Werner syndrome (WS) provides another example of a gene involved in aging and with tumor suppressor properties. As a result of the mutation in the WRN gene, cells from patients with WS show high genomic instability, especially at repetitive loci. But it is still not clear if WRN affects global chromatin that would eventually lead to aging. However, the role of chromatin in tipping the balance between senescence and cell proliferation becomes apparent from studies, which show that WRN is frequently repressed by CpG island hypermethylation in many human cancers (Agrelo et al. 2005).

4 Conclusion

Epigenetic marks, which are long lasting and inheritable, play a central role in mediating the outputs from the genome, in response to both extrinsic and intrinsic cues, and therefore, known to affect various biological processes. Hence, it is not surprising to find that chromatin is a major player in mediating cellular responses to aging. Although, all the critical chromatin components like DNA methylation, histone modifications and histone variants have been shown to be involved in this process, the mechanistic details that elicit these changes are less understood. Specifically, it will be interesting to address the cross-talk between classical aging pathways/mechanisms and chromatin signaling. It will be important to address if reversal of any of these chromatin changes would affect the aging process. In this regard, more work needs to be done on the role of chromatin modifiers, which mediate both global and locus specific effects on chromatin structure/function. Studies on proteins like HDACs and Sirtuins have indicated their involvement in the aging process. However, more insights into mechanistic details describing the chromatin effects are needed.

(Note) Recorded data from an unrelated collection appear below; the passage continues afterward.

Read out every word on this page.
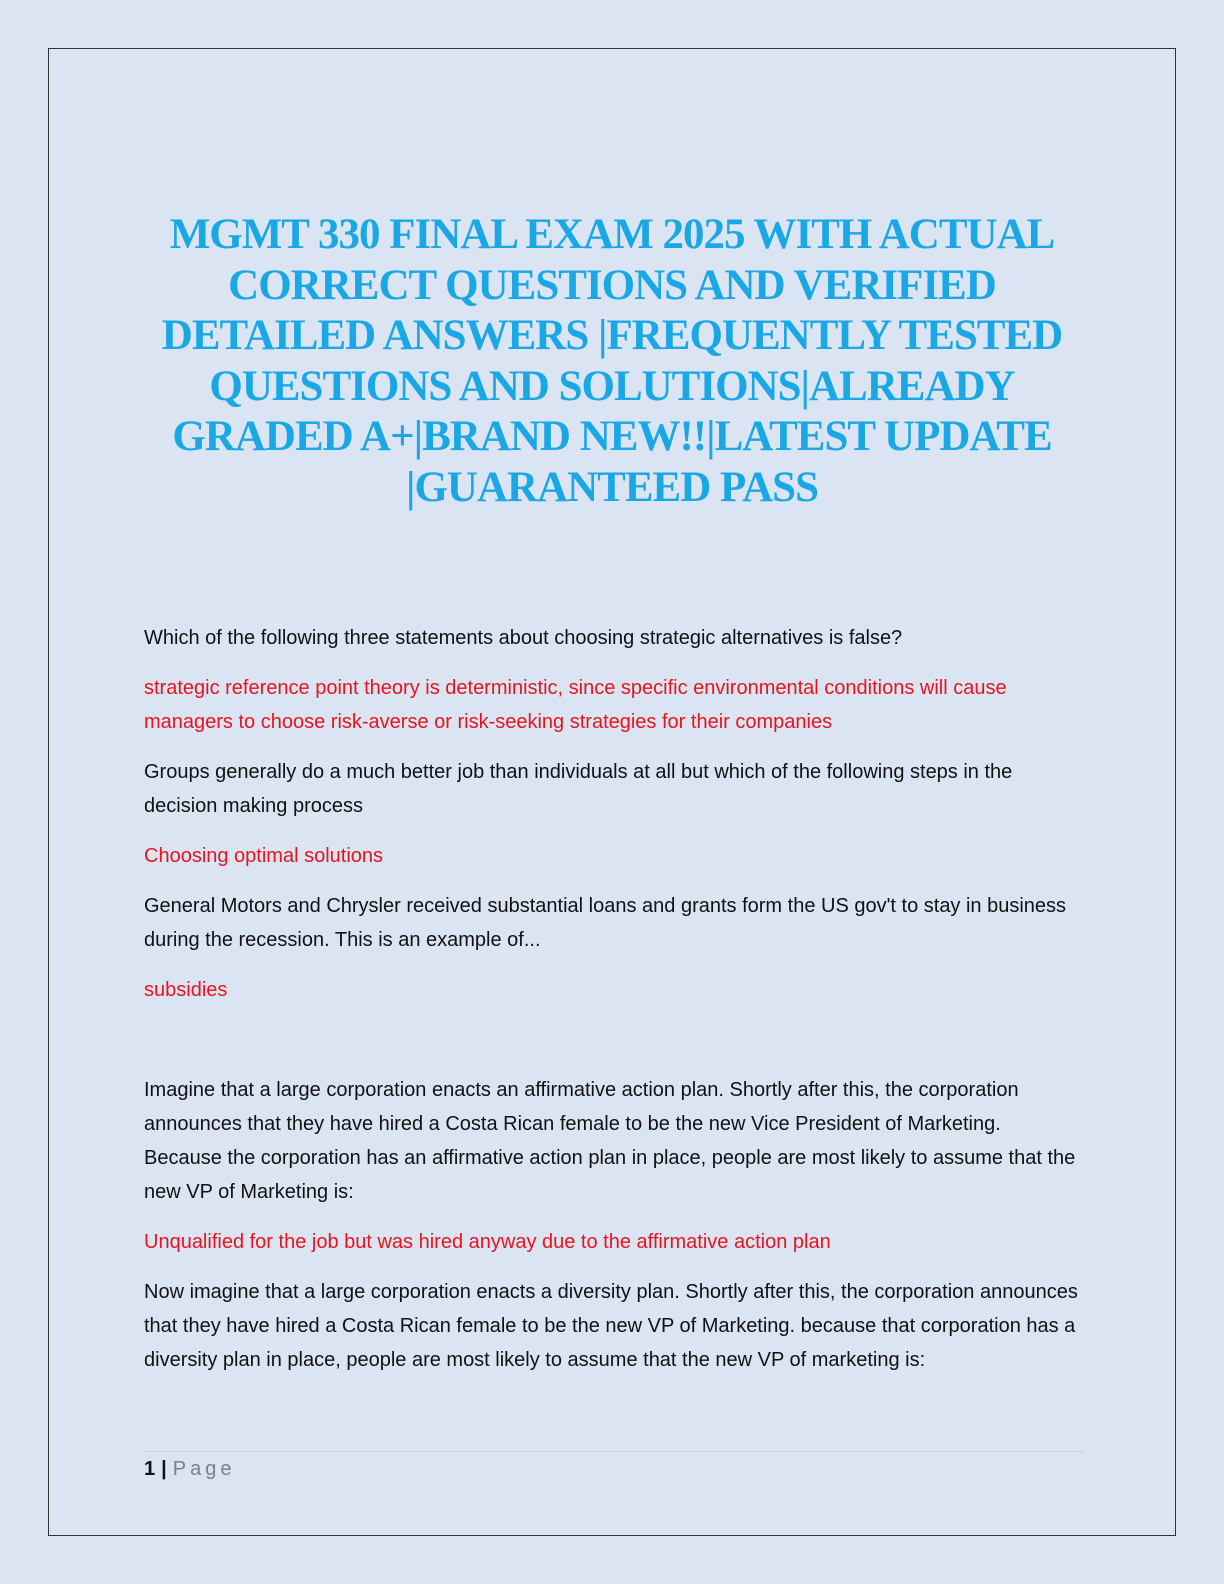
MGMT 330 FINAL EXAM 2025 WITH ACTUAL CORRECT QUESTIONS AND VERIFIED DETAILED ANSWERS |FREQUENTLY TESTED QUESTIONS AND SOLUTIONS|ALREADY GRADED A+|BRAND NEW!!|LATEST UPDATE |GUARANTEED PASS

Which of the following three statements about choosing strategic alternatives is false?

strategic reference point theory is deterministic, since specific environmental conditions will cause managers to choose risk-averse or risk-seeking strategies for their companies

Groups generally do a much better job than individuals at all but which of the following steps in the decision making process

Choosing optimal solutions

General Motors and Chrysler received substantial loans and grants form the US gov't to stay in business during the recession. This is an example of...

subsidies

Imagine that a large corporation enacts an affirmative action plan. Shortly after this, the corporation announces that they have hired a Costa Rican female to be the new Vice President of Marketing. Because the corporation has an affirmative action plan in place, people are most likely to assume that the new VP of Marketing is:

Unqualified for the job but was hired anyway due to the affirmative action plan

Now imagine that a large corporation enacts a diversity plan. Shortly after this, the corporation announces that they have hired a Costa Rican female to be the new VP of Marketing. because that corporation has a diversity plan in place, people are most likely to assume that the new VP of marketing is:

1 | Page
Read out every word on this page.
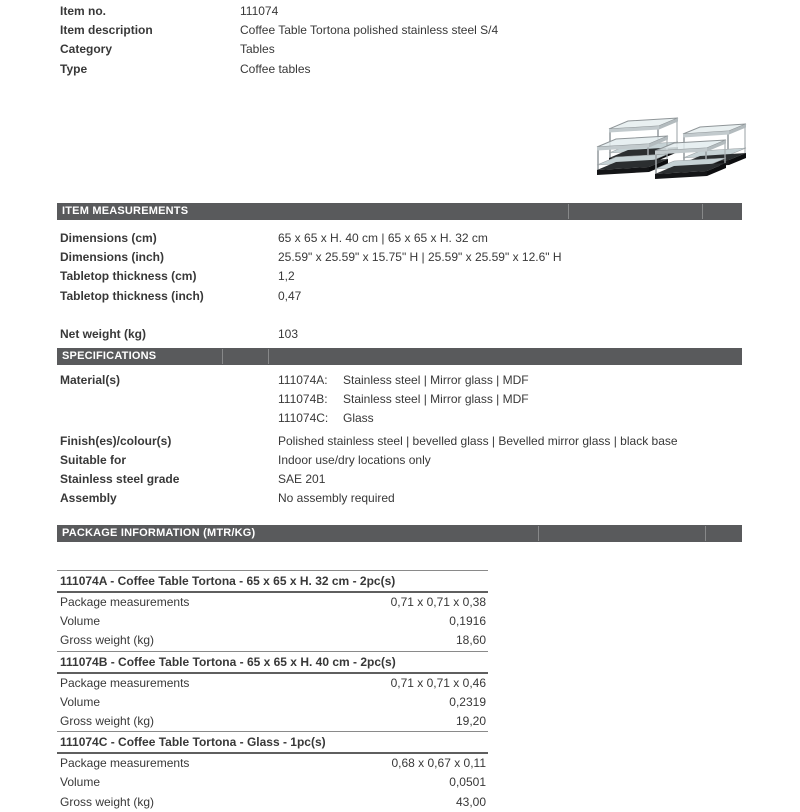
Item no.	111074
Item description	Coffee Table Tortona polished stainless steel S/4
Category	Tables
Type	Coffee tables
ITEM MEASUREMENTS
Dimensions (cm)	65 x 65 x H. 40 cm | 65 x 65 x H. 32 cm
Dimensions (inch)	25.59" x 25.59" x 15.75" H | 25.59" x 25.59" x 12.6" H
Tabletop thickness (cm)	1,2
Tabletop thickness (inch)	0,47
Net weight (kg)	103
SPECIFICATIONS
Material(s)	111074A:	Stainless steel | Mirror glass | MDF
111074B:	Stainless steel | Mirror glass | MDF
111074C:	Glass
Finish(es)/colour(s)	Polished stainless steel | bevelled glass | Bevelled mirror glass | black base
Suitable for	Indoor use/dry locations only
Stainless steel grade	SAE 201
Assembly	No assembly required
PACKAGE INFORMATION (MTR/KG)
111074A - Coffee Table Tortona - 65 x 65 x H. 32 cm - 2pc(s)
Package measurements	0,71 x 0,71 x 0,38
Volume	0,1916
Gross weight (kg)	18,60
111074B - Coffee Table Tortona - 65 x 65 x H. 40 cm - 2pc(s)
Package measurements	0,71 x 0,71 x 0,46
Volume	0,2319
Gross weight (kg)	19,20
111074C - Coffee Table Tortona - Glass - 1pc(s)
Package measurements	0,68 x 0,67 x 0,11
Volume	0,0501
Gross weight (kg)	43,00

Another important aspect that needs to be addressed is the apparent gaps in appreciating the roles of chromatin and chromatin modifiers in cellular and organismal aging.

Since aging is a complex biological process involving multiple factors, interventions aimed at one or more specific pathways/factors (to delay aging) are likely to give limited benefits. Targeting cellular components that would integrate the cues and the responses might turn out to be more beneficial. In this context, interfering with chromatin changes and/or chromatin modifiers that affect aging might become therapeutically relevant. This is crucial since small chemical modulators and/or dietary manipulations have shown promising results with regards to their ability to “delay the aging process” and are often mediated through some of these factors.